A struck-off solicitor has been given a suspended sentence for contempt of court over ‘abusive and vile’ messages sent to Solicitors Disciplinary Tribunal staff in breach of an injunction.
Farid El Diwany mounted a ‘campaign of harassment’ against SDT chief executive Geraldine Newbold and Colin Chesterton, a retired solicitor member of the tribunal who struck him off in 2019, the High Court heard yesterday.
The 63-year-old breached a court order preventing him from harassing any current or former member of the SDT 19 times in the space of 11 days in November last year.
El Diwany also sent threatening emails to Simon Tinkler, a partner at magic circle firm Clifford Chance who dismissed his application to be restored to the roll last year, the High Court found.
Mr Justice Sweeting said ‘each and every one of the 19 allegations’ amounted to breaches of the injunction and gave El Diwany an eight-week sentence, suspended for 18 months, for the messages which he said were ‘abusive, vile and in my view intended to intimidate and bully’.
El Diwany was struck off the roll after he was twice convicted of harassment in Norway, in 2001 and 2003, and failed to tell the regulator.

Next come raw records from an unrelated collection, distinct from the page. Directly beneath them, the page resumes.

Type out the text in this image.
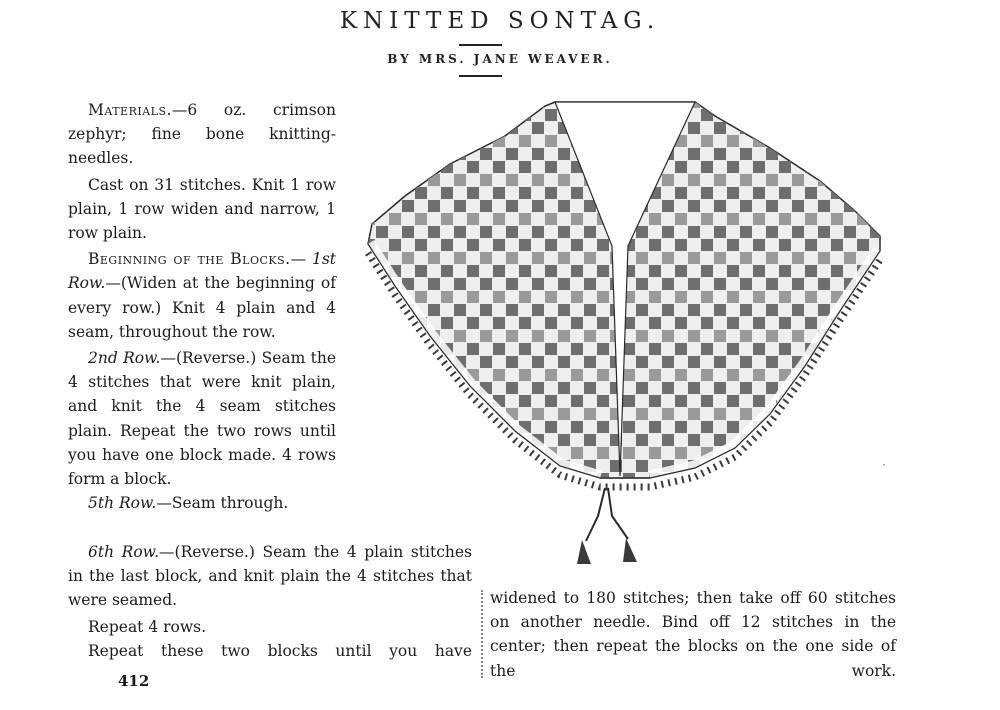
KNITTED SONTAG.
BY MRS. JANE WEAVER.

Materials.—6 oz. crimson zephyr; fine bone knitting-needles.

Cast on 31 stitches. Knit 1 row plain, 1 row widen and narrow, 1 row plain.

Beginning of the Blocks.— 1st Row.—(Widen at the beginning of every row.) Knit 4 plain and 4 seam, throughout the row.

2nd Row.—(Reverse.) Seam the 4 stitches that were knit plain, and knit the 4 seam stitches plain. Repeat the two rows until you have one block made. 4 rows form a block.

5th Row.—Seam through.

6th Row.—(Reverse.) Seam the 4 plain stitches in the last block, and knit plain the 4 stitches that were seamed.

Repeat 4 rows.

Repeat these two blocks until you have

412

widened to 180 stitches; then take off 60 stitches on another needle. Bind off 12 stitches in the center; then repeat the blocks on the one side of the work.

'
·
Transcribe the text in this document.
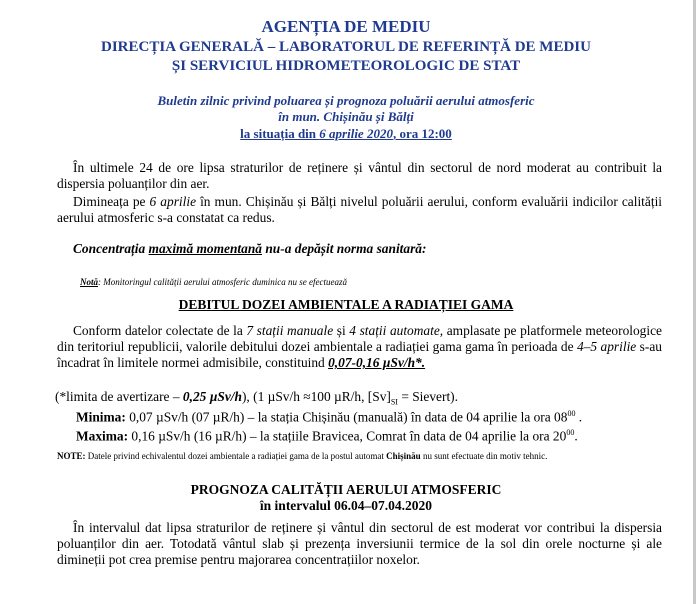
AGENȚIA DE MEDIU
DIRECȚIA GENERALĂ – LABORATORUL DE REFERINȚĂ DE MEDIU
ȘI SERVICIUL HIDROMETEOROLOGIC DE STAT
Buletin zilnic privind poluarea și prognoza poluării aerului atmosferic
în mun. Chișinău și Bălți
la situația din 6 aprilie 2020, ora 12:00
În ultimele 24 de ore lipsa straturilor de reținere și vântul din sectorul de nord moderat au contribuit la dispersia poluanților din aer.
Dimineața pe 6 aprilie în mun. Chișinău și Bălți nivelul poluării aerului, conform evaluării indicilor calității aerului atmosferic s-a constatat ca redus.
Concentrația maximă momentană nu-a depășit norma sanitară:
Notă: Monitoringul calității aerului atmosferic duminica nu se efectuează
DEBITUL DOZEI AMBIENTALE A RADIAȚIEI GAMA
Conform datelor colectate de la 7 stații manuale și 4 stații automate, amplasate pe platformele meteorologice din teritoriul republicii, valorile debitului dozei ambientale a radiației gama gama în perioada de 4–5 aprilie s-au încadrat în limitele normei admisibile, constituind 0,07-0,16 µSv/h*.
(*limita de avertizare – 0,25 µSv/h), (1 µSv/h ≈100 µR/h, $[Sv]_{SI}$ = Sievert).
Minima: 0,07 µSv/h (07 µR/h) – la stația Chișinău (manuală) în data de 04 aprilie la ora $08^{00}$ .
Maxima: 0,16 µSv/h (16 µR/h) – la stațiile Bravicea, Comrat în data de 04 aprilie la ora $20^{00}$.
NOTE: Datele privind echivalentul dozei ambientale a radiației gama de la postul automat Chișinău nu sunt efectuate din motiv tehnic.
PROGNOZA CALITĂȚII AERULUI ATMOSFERIC
în intervalul 06.04–07.04.2020
În intervalul dat lipsa straturilor de reținere și vântul din sectorul de est moderat vor contribui la dispersia poluanților din aer. Totodată vântul slab și prezența inversiunii termice de la sol din orele nocturne și ale dimineții pot crea premise pentru majorarea concentrațiilor noxelor.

An appeal against that decision was rejected by the High Court, as was an application for permission to appeal.
Last month, his judicial review against the Solicitors Regulation Authority over its decision not to investigate his complaint against two members of the SDT which struck him off was refused as being totally without merit.
The court heard that Newbold found El Diwany’s communications – many of which accused the SDT of Islamophobia – to be ‘highly offensive [and] distressing’, and that Tinkler took references to Norwegian far-right terrorist Anders Breivik to be a ‘personal threat’.
‘You may think you are a star at a big law firm and untouchable but in a second the good lord can take it all away,’ El Diwany wrote to Tinkler.
Sweeting said it was ‘startling’ that a former solicitor had sent messages of such a ‘sinister nature’. ‘These were serious breaches,’ the judge added. ‘You, as a former solicitor, must have known precisely what you were doing.’
El Diwany was also ordered to pay the claimants’ costs in the sum of £33,000, although he told the court: ‘I haven’t got a penny.’